The region’s top rail policy-making body was forced to postpone action Wednesday on a plan to eliminate street-level train crossings between Los Angeles and San Diego for lack of a quorum. It was the Orange County delegation that failed to show--at a meeting held at the Santa Ana train station.
Unable to pass resolutions, the three members of the Los Angeles-San Diego Rail Corridor Agency who did attend agreed to let their executive director, Sharon Greene, write letters in support of legislation to fund grade separations at all 92 of the street crossings along the 128-mile rail line.

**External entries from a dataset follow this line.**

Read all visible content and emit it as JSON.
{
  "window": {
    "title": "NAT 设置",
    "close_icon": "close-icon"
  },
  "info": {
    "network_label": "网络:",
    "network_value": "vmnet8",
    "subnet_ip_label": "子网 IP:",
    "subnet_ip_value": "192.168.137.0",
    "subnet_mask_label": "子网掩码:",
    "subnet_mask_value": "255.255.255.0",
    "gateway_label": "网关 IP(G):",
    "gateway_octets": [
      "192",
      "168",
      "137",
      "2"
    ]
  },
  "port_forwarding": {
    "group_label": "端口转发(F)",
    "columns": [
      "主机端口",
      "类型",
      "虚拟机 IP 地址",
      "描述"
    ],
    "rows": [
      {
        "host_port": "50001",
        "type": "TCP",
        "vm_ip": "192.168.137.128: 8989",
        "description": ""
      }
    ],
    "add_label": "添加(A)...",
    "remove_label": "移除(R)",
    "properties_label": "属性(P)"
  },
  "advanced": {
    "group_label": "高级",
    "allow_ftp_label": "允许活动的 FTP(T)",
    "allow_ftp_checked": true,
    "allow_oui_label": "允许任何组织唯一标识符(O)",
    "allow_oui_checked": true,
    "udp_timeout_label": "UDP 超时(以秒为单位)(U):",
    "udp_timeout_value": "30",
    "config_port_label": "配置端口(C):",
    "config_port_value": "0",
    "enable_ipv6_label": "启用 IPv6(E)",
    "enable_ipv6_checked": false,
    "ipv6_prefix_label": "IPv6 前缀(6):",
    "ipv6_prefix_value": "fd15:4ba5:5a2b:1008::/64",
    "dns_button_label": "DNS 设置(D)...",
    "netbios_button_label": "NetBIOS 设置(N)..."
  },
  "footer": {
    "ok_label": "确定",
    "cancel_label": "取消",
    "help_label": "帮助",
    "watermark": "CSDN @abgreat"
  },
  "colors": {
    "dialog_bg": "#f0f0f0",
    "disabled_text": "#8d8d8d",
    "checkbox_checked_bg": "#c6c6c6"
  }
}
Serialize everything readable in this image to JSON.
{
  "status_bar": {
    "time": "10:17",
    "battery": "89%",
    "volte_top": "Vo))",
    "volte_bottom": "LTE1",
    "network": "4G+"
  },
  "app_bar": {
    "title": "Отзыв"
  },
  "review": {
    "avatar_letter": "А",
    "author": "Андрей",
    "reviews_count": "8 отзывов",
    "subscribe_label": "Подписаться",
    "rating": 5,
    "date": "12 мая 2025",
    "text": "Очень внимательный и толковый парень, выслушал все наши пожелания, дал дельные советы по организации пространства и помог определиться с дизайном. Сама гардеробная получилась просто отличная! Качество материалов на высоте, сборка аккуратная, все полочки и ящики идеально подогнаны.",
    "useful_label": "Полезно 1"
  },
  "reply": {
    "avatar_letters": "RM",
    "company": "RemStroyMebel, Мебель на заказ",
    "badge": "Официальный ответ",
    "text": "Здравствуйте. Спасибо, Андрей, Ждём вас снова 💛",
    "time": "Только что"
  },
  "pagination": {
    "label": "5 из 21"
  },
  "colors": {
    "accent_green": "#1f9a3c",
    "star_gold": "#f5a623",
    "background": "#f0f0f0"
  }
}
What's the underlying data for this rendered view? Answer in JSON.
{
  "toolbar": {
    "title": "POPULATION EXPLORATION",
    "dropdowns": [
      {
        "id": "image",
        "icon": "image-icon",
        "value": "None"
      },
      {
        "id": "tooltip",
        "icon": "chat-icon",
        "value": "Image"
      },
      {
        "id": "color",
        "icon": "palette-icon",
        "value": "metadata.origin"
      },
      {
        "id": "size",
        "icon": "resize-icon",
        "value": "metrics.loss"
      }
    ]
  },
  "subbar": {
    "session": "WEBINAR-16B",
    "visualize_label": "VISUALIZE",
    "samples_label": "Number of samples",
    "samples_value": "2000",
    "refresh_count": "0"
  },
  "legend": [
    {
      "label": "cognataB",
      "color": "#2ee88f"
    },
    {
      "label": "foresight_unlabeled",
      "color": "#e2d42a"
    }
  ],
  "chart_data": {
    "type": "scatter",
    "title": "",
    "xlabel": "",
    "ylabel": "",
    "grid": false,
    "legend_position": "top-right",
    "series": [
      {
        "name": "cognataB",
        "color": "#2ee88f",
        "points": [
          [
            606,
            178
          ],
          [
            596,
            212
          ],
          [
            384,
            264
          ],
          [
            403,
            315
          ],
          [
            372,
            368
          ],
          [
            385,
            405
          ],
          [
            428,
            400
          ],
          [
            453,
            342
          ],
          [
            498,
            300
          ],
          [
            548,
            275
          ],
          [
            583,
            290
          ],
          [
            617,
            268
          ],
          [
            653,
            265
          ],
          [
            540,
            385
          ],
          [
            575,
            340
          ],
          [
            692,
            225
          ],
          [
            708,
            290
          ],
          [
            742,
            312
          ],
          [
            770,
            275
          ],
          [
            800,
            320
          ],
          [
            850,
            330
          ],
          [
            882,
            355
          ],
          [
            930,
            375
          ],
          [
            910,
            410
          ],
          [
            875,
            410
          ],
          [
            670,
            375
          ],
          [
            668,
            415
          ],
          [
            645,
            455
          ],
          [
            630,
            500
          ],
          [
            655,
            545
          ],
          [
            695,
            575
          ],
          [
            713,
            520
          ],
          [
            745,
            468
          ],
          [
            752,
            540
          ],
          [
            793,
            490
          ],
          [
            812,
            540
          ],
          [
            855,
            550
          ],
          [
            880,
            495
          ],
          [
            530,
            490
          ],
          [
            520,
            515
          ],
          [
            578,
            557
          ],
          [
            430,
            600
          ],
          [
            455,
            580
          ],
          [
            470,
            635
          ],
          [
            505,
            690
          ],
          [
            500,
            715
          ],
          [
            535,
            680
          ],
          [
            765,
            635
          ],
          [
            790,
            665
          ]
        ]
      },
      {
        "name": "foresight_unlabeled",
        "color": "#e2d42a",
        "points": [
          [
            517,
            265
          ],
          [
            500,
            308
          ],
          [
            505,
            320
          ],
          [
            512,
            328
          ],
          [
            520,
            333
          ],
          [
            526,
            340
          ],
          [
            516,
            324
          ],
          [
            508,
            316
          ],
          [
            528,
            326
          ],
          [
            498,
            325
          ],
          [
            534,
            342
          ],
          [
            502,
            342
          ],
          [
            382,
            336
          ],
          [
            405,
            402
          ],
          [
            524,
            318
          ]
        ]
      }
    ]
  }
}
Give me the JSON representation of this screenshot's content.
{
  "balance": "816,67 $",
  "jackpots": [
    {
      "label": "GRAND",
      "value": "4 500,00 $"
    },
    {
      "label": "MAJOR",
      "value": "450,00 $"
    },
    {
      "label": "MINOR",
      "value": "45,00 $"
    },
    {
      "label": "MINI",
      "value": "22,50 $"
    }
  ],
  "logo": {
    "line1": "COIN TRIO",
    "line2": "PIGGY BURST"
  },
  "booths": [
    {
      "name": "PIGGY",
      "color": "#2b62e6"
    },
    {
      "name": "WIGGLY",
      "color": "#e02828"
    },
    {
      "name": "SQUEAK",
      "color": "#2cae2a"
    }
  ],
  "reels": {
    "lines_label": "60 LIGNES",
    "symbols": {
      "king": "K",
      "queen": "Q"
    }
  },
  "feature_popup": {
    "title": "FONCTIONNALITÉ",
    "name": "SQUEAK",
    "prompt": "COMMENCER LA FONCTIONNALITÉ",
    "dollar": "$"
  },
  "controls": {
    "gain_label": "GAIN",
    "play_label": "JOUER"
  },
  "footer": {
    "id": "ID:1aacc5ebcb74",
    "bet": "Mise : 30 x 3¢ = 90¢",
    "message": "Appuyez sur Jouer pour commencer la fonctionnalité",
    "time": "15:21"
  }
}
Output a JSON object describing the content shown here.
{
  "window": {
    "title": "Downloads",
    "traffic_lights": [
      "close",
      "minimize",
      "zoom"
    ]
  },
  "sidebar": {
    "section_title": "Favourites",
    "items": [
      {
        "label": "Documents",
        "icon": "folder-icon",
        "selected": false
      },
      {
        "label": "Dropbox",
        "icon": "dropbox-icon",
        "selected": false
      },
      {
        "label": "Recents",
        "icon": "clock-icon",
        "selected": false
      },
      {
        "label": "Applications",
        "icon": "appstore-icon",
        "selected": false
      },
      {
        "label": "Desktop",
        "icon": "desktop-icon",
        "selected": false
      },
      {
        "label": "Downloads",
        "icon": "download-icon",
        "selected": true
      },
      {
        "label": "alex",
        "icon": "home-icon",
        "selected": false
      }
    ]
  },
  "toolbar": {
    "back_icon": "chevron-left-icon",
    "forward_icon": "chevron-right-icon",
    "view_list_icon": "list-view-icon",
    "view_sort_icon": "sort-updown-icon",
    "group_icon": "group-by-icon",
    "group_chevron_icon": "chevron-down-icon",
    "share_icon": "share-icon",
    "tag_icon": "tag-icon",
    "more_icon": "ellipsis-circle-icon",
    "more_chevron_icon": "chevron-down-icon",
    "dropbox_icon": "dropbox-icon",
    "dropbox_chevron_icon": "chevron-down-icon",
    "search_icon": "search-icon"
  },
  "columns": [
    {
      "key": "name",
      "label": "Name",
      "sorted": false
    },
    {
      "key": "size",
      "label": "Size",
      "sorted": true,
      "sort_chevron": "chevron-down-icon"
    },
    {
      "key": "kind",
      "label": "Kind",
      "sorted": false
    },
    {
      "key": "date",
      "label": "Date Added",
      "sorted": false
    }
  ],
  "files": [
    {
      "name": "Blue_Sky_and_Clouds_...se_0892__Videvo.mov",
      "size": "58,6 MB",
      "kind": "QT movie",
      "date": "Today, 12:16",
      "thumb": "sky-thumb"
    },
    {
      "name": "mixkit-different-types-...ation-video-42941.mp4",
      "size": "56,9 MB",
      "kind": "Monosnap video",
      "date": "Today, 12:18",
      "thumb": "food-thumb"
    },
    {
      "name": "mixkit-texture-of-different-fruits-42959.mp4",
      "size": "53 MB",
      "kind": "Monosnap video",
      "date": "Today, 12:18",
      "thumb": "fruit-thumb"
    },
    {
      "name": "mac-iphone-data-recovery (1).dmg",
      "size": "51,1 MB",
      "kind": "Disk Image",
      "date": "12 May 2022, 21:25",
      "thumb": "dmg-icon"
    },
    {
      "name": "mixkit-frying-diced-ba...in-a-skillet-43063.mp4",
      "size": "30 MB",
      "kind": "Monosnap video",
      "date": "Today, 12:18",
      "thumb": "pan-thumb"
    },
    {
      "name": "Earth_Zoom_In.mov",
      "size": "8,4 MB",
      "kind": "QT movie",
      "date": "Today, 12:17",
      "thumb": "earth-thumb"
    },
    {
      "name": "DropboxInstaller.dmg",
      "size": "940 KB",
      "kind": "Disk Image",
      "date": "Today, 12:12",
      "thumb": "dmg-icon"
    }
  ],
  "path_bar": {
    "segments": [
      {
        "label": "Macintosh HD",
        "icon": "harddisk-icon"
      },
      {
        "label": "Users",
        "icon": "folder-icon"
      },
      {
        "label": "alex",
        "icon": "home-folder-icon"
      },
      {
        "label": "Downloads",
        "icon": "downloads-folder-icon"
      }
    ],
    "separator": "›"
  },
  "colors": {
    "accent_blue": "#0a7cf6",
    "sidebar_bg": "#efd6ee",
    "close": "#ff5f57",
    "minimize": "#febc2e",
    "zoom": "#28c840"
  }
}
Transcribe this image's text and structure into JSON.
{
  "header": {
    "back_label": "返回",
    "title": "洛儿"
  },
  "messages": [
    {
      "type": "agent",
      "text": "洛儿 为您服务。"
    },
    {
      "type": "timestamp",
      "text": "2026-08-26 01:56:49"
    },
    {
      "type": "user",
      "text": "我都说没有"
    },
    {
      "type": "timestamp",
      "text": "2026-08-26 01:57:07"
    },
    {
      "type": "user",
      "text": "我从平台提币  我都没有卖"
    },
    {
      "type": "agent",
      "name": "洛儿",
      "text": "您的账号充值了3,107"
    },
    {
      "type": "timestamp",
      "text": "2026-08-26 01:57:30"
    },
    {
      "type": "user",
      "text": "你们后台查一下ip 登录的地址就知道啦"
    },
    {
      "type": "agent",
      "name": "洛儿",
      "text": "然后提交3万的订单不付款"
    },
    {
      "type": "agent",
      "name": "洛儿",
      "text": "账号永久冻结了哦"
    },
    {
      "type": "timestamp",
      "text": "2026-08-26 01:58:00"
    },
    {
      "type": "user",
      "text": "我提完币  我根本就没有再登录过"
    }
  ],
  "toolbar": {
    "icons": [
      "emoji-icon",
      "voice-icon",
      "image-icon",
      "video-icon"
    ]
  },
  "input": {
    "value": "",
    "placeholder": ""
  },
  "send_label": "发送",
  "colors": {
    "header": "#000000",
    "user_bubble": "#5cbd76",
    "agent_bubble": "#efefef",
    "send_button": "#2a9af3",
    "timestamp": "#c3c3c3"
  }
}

The project, aimed both at increasing average train speeds and improving safety, is expected to cost more than $736 million over a 10- to 20-year period.
Former state Sen. James Mills of San Diego, the agency’s chairman, said Greene could write letters to lobbyists and other government officials seeking money for the project based on previous, longstanding board statements generally favoring grade separations.
Mills, North San Diego County Transit Development Board Chairman Ann Kulchin and Los Angeles County Transportation Commissioner Jacki Bacharach also received reports on several rail safety initiatives to be undertaken in the next few weeks in the wake of recent rail-related fatalities.
Besides additional warning signs and a publicity campaign on train safety, the agency may seek legislation to increase penalties for trespassing on railroad property. Also under review is a so-called “Trooper on the Train” program in which a law enforcement official rides in the cab, spots trespassers and reports their location to police.
Greene displayed samples of posters used elsewhere, one of which referred to “close encounters of the worst kind.” She also said that fast-food franchises may be asked to hand out train safety brochures for a week and use related materials as tray-liners.
According to Greene, Anaheim Councilman Irv Pickler, an alternate, was scheduled to sit in for Orange County Transportation Commission Chairman Dana W. Reed and Tustin Mayor Richard B. Edgar at Wednesday’s meeting because Reed and Edgar had business meetings in Los Angeles.
“This is very annoying,” Kulchin said. “We have to take steps to make sure it doesn’t happen again.”
Pickler said he was under court order from an appellate justice to attend a settlement conference involving city litigation that went overtime.
“I’m really sorry,” he said. “I didn’t even know I was being counted on for a quorum.”